Se por um lado, considero bom que essa dimensão dos sinais do Reino não esteja esquecida, por outro lado acho que o exorcismo tornou-se peça publicitária para projetar pessoas e instituições sem compromisso com o Reino. Ao contrário do que relatam os evangelhos, os exorcismos nessas igrejas me parecem repetitivos, repletos de mantras mágicos e desrespeitosos para com o ser humano.

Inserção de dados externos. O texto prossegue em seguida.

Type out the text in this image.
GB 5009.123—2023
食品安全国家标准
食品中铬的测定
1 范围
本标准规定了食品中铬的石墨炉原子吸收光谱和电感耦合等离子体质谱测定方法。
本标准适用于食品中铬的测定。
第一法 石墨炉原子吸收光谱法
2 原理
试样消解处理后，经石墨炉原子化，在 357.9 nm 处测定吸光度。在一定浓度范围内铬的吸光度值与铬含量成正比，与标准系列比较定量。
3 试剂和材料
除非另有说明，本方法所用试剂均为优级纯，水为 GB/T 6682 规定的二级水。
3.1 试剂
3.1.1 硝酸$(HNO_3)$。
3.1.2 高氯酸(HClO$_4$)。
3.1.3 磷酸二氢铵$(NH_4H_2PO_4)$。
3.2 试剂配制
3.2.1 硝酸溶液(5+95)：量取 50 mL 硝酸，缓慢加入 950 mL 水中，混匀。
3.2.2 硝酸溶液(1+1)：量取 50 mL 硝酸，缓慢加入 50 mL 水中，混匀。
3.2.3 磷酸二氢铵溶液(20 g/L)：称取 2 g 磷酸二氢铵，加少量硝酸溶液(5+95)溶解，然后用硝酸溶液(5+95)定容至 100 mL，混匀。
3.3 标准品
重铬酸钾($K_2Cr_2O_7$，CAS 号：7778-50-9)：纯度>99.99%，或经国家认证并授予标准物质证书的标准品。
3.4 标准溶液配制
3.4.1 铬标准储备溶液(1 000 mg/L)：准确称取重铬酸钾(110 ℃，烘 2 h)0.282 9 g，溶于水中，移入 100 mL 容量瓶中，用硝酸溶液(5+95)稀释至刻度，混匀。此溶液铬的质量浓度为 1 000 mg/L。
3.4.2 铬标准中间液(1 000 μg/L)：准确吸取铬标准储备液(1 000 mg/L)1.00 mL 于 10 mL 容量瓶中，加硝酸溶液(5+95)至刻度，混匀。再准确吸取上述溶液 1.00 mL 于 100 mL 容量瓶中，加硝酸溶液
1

Recentemente assisti a um vídeo em que Edir Macedo da IURD “entrevista” um demônio que afirmava atuar na igreja concorrente, a Mundial. O espetáculo durou vários minutos, enquanto o bispo “obrigava” o demônio a revelar as táticas que usava na concorrente falando através de uma mulher com as mãos postas para trás, como se estivesse amarrada. Em nada isso se parece com a palavra simples de Jesus: saia!
Para Jesus, o exorcismo era devolução da vida plena planejada por Deus; em muitas igrejas neopentecostais, infelizmente, ele transformou-se em prisão da alma através do medo e da dominação.